En conséquence, ceci pousse à un changement dans l’évolution de la pratique des interventions des collectivités locales, les élus locaux ne peuvent plus rester indifférents aux implications d’une fermeture ou du départ d’une entreprise, en raison du coût social du chômage et du coût économique global qui pèse inévitablement sur leurs choix de gestion.
De plus, ils ne peuvent bien évidemment pas négliger les répercussions politiques que de tels problèmes pourraient entraîner. Les élus doivent donc s’intéresser aux difficultés économiques d’autant plus que celles-ci représentent un enjeu politique.
Même si la conduite de la politique économique nationale ressort de la responsabilité de l’Etat, ou de groupes industriels, l’élu local est progressivement amené à jouer, lui aussi, le rôle d’agent économique.
Je pense, en effet, que l’espace local ne constitue pas, aussi bien dans les politiques gouvernementales que dans celles des grandes entreprises, une dimension importante par rapport au développement économique. Il nous semble, par contre, que l’espace local, support d’un système socio-économique local, est inclus dans un ensemble régional lui-même inclus dans la formation économique et sociale nationale. L’espace local appartient simultanément à tous les systèmes de niveau supérieur contrairement à une définition plutôt réductrice mais plus pratiquée chez nous et qui réduit l’espace local à un simple lieu d’application d’une politique décidée à un niveau national. Cette situation est à l’origine d’incohérences entre ce qui se décide au niveau central et son implication à l’échelle locale, sans compter les innombrables difficultés induites par une tutelle parfois source de blocage.

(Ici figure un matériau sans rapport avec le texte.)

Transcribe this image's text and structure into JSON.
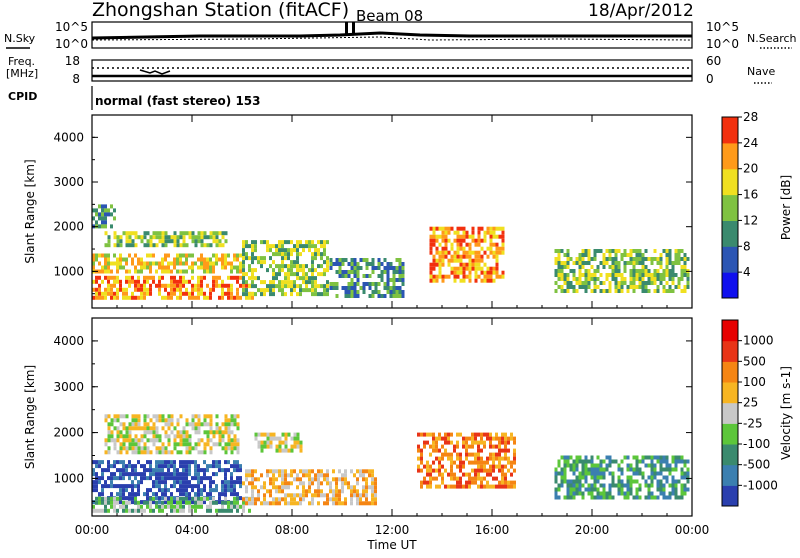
{
  "header": {
    "station": "Zhongshan Station (fitACF)",
    "beam": "Beam 08",
    "date": "18/Apr/2012"
  },
  "noise_panel": {
    "left_label": "N.Sky",
    "right_label": "N.Search",
    "ticks_left": [
      "10^5",
      "10^0"
    ],
    "ticks_right": [
      "10^5",
      "10^0"
    ]
  },
  "freq_panel": {
    "left_label": "Freq.",
    "unit": "[MHz]",
    "right_label": "Nave",
    "ticks_left": [
      "18",
      "8"
    ],
    "ticks_right": [
      "60",
      "0"
    ]
  },
  "cpid": {
    "label": "CPID",
    "value": "normal (fast stereo) 153"
  },
  "axes": {
    "x_title": "Time UT",
    "x_ticks": [
      "00:00",
      "04:00",
      "08:00",
      "12:00",
      "16:00",
      "20:00",
      "00:00"
    ],
    "y_title": "Slant Range [km]",
    "y_ticks": [
      "1000",
      "2000",
      "3000",
      "4000"
    ]
  },
  "chart_data": [
    {
      "type": "heatmap",
      "title": "",
      "xlabel": "Time UT",
      "ylabel": "Slant Range [km]",
      "xlim": [
        0,
        24
      ],
      "ylim": [
        180,
        4500
      ],
      "colorbar": {
        "label": "Power [dB]",
        "ticks": [
          "4",
          "8",
          "12",
          "16",
          "20",
          "24",
          "28"
        ],
        "colors": [
          "#1010ee",
          "#2b55b3",
          "#3a8a6e",
          "#7fc241",
          "#f0e020",
          "#ff9a1a",
          "#f2300e"
        ]
      },
      "regions": [
        {
          "t": [
            0.0,
            6.5
          ],
          "r": [
            300,
            900
          ],
          "level": 5
        },
        {
          "t": [
            0.0,
            6.0
          ],
          "r": [
            900,
            1400
          ],
          "level": 4
        },
        {
          "t": [
            0.5,
            5.5
          ],
          "r": [
            1500,
            1900
          ],
          "level": 3
        },
        {
          "t": [
            0.0,
            1.0
          ],
          "r": [
            1900,
            2500
          ],
          "level": 2
        },
        {
          "t": [
            6.0,
            9.5
          ],
          "r": [
            400,
            1700
          ],
          "level": 3
        },
        {
          "t": [
            9.5,
            12.5
          ],
          "r": [
            400,
            1300
          ],
          "level": 2
        },
        {
          "t": [
            13.5,
            16.5
          ],
          "r": [
            700,
            2000
          ],
          "level": 5
        },
        {
          "t": [
            18.5,
            24.0
          ],
          "r": [
            500,
            1500
          ],
          "level": 3
        }
      ]
    },
    {
      "type": "heatmap",
      "title": "",
      "xlabel": "Time UT",
      "ylabel": "Slant Range [km]",
      "xlim": [
        0,
        24
      ],
      "ylim": [
        180,
        4500
      ],
      "colorbar": {
        "label": "Velocity [m s-1]",
        "ticks": [
          "1000",
          "500",
          "100",
          "25",
          "-25",
          "-100",
          "-500",
          "-1000"
        ],
        "colors": [
          "#2a3fae",
          "#3b7fb0",
          "#3a8a6e",
          "#5cc63a",
          "#c8c8c8",
          "#f7b522",
          "#f58513",
          "#e83417",
          "#e60000"
        ]
      },
      "regions": [
        {
          "t": [
            0.0,
            6.0
          ],
          "r": [
            400,
            1400
          ],
          "level": 0
        },
        {
          "t": [
            0.0,
            6.5
          ],
          "r": [
            200,
            600
          ],
          "level": 3
        },
        {
          "t": [
            0.5,
            6.0
          ],
          "r": [
            1500,
            2400
          ],
          "level": 4
        },
        {
          "t": [
            6.0,
            11.5
          ],
          "r": [
            400,
            1200
          ],
          "level": 5
        },
        {
          "t": [
            6.5,
            8.5
          ],
          "r": [
            1500,
            2000
          ],
          "level": 4
        },
        {
          "t": [
            13.0,
            17.0
          ],
          "r": [
            700,
            2000
          ],
          "level": 6
        },
        {
          "t": [
            18.5,
            24.0
          ],
          "r": [
            500,
            1500
          ],
          "level": 2
        }
      ]
    }
  ]
}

Création de valeur, de richesse et d’emploi, tels devraient être les objectifs ultimes de toute collectivité locale
Aujourd’hui, plusieurs défis majeurs ont des conséquences fondamentales sur le rôle et la mission des élus locaux. Dans le mode d’aménagement, d’une part, et dans l’élaboration des politiques de développement des territoires, d’autre part. Ce rôle est à la fois essentiel et complexe où il incombe aux élus locaux parmi l’ensemble de leur prérogatives de :
– Reconnaître la nécessité de la fonction «développement» comme une des missions de l’instance politique municipale.
– Impulser et faire exister dans la longueur le processus d’élaboration des projets.
– Mener la négociation. Cela suppose une capacité de négociation.
– Penser un projet pour le territoire : les exercices de vision et de planification du développement.
– Mener des actions économiques à même de renforcer la collectivité et lui assurant des sources de financement pérennes.
La mise en œuvre de ses axes de développement dans le programme des élus est une nécessité qui permettrait à ces derniers de faire face au retournement de conjoncture économique inattendue. L’espace communal devrait être un rempart contre les soubresauts et les décisions imposés par un contexte économique international dont la maîtrise et la compréhension sont de plus en plus difficiles.